Die Würde des Menschen ist unantastbar – Artikel I des Grundgesetzes

Was bedeutet das für die zwei Seiten der Medaille in der Pflege? Einmal für die zu Pflegenden und zum anderen für die Pflegekräfte. Seit Jahren wissen wir, dass Deutschland Europas Schlusslicht bei der Pflegequalität ist. Das ist nicht weiter verwunderlich, wenn man bedenkt, dass zu wenig Pflegekräfte zu viele Patienten pflegen. Das gilt für den gesamten Pflegemarkt, also auch Krankenhäuser, während gleichzeitig Bevölkerung und Pflegekräfte altern. Selbst die Ausbildung zur Pflegekraft zeigt, dass Deutschland gewaltig von der Pflegeausbildung Europas abweicht.
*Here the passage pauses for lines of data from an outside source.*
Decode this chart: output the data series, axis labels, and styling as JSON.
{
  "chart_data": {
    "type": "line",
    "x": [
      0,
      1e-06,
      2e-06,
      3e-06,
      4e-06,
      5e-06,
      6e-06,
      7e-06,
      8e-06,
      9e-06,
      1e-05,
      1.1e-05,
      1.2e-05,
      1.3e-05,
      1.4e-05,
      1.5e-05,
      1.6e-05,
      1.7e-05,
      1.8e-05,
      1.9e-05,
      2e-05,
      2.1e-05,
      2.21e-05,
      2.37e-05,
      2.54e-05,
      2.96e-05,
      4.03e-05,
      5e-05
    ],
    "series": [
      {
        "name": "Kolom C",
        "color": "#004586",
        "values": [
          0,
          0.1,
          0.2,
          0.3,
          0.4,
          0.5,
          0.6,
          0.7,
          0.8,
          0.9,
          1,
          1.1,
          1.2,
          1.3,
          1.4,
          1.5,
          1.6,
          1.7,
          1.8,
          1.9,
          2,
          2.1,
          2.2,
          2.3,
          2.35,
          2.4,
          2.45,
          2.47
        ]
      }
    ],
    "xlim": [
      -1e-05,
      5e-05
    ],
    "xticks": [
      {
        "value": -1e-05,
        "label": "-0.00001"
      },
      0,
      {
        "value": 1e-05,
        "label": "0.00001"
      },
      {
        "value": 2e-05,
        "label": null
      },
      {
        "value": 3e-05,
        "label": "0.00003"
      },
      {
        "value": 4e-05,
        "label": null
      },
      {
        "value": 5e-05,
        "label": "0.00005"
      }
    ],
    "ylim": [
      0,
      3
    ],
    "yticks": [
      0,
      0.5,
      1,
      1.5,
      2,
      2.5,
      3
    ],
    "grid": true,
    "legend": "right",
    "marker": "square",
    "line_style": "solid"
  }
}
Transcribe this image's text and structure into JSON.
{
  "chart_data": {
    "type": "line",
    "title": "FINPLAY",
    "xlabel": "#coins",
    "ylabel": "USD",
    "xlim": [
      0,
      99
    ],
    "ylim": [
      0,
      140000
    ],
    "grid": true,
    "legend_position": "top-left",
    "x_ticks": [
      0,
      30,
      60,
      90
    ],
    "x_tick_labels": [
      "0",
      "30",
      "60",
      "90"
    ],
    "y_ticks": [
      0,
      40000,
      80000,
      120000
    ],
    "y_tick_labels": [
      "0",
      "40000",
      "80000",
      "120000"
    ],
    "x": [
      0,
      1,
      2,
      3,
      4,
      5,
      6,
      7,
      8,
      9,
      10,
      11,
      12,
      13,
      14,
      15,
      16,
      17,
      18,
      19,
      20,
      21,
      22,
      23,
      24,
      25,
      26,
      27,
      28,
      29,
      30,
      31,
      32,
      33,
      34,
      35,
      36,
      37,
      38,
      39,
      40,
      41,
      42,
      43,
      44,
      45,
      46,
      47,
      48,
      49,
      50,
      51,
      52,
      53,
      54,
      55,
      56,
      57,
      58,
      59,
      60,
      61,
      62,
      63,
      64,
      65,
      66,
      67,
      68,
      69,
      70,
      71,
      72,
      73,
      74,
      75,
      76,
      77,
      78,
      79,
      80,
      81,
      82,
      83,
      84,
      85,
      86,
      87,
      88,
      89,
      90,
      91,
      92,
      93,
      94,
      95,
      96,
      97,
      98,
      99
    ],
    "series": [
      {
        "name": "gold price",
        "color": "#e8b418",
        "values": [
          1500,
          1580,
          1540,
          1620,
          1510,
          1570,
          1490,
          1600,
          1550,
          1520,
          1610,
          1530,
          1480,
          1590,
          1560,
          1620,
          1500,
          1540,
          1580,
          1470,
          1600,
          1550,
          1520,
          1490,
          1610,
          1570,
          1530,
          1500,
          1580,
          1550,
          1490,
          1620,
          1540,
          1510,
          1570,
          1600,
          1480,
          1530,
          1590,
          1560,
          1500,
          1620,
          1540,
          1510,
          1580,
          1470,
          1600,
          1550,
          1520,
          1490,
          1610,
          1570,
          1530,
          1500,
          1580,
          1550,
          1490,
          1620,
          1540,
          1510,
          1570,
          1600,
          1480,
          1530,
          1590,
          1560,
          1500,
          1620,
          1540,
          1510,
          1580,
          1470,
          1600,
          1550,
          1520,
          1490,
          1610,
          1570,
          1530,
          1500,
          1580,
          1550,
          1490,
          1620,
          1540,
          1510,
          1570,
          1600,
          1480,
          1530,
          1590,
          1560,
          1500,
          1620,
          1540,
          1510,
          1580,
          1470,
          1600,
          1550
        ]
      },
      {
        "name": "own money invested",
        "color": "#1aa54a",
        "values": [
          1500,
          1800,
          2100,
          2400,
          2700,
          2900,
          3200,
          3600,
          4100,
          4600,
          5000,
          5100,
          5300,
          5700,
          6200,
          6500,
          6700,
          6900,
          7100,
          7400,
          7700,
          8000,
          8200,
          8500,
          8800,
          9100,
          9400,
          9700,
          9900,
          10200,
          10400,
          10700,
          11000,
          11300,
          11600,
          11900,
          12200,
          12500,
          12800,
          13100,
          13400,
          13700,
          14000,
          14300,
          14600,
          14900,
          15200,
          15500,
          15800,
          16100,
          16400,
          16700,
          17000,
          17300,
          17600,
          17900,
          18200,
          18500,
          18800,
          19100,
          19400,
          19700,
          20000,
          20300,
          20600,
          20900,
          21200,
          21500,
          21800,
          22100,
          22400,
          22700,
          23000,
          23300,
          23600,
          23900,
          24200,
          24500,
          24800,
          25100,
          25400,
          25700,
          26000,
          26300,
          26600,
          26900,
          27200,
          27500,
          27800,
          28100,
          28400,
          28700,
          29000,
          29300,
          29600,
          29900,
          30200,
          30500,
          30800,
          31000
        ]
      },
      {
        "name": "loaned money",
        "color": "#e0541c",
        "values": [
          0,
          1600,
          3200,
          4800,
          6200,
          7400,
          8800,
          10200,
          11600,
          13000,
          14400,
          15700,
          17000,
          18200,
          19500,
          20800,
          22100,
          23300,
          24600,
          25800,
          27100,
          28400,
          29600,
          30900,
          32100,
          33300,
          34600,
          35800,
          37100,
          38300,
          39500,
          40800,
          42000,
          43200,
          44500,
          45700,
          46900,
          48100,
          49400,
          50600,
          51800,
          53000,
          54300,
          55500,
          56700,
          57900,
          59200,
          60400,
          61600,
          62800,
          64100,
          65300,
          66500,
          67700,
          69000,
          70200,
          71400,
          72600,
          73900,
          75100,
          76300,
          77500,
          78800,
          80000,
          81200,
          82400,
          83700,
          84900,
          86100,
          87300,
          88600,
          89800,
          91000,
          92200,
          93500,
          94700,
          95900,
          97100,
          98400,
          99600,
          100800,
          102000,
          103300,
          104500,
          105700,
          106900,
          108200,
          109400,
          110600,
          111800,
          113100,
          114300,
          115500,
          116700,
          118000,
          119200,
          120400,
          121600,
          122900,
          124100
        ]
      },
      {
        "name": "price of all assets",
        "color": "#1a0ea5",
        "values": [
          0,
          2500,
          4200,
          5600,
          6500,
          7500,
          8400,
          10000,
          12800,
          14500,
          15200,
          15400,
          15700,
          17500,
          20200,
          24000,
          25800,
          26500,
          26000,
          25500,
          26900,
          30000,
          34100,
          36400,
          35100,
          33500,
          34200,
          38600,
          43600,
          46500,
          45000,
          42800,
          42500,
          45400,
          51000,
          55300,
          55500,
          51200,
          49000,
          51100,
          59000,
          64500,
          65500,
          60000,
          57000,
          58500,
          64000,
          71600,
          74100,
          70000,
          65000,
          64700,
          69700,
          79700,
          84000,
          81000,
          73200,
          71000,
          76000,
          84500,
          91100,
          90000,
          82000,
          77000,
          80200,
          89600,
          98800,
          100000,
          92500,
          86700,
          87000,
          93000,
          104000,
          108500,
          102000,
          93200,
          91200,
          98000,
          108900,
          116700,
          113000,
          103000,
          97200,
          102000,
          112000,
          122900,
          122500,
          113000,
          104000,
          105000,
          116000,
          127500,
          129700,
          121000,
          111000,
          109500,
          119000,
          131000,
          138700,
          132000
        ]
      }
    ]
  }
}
Dass Pflege in Deutschland als Handwerk verstanden wird, ist alleine daran zu erkennen, dass neun Jahre Schulbildung für eine Pflegekraft als ausreichend gelten, obwohl Pflegekräfte menschlich wie wissenschaftlich hohe Anforderungen erfüllen müssen. Zu diesem Ergebnis kommt die Professorin für Pflegepädagogik und Pflegewissenschaft, Ursula Immenschuh, die selbst als Krankenpflegerin gearbeitet hat.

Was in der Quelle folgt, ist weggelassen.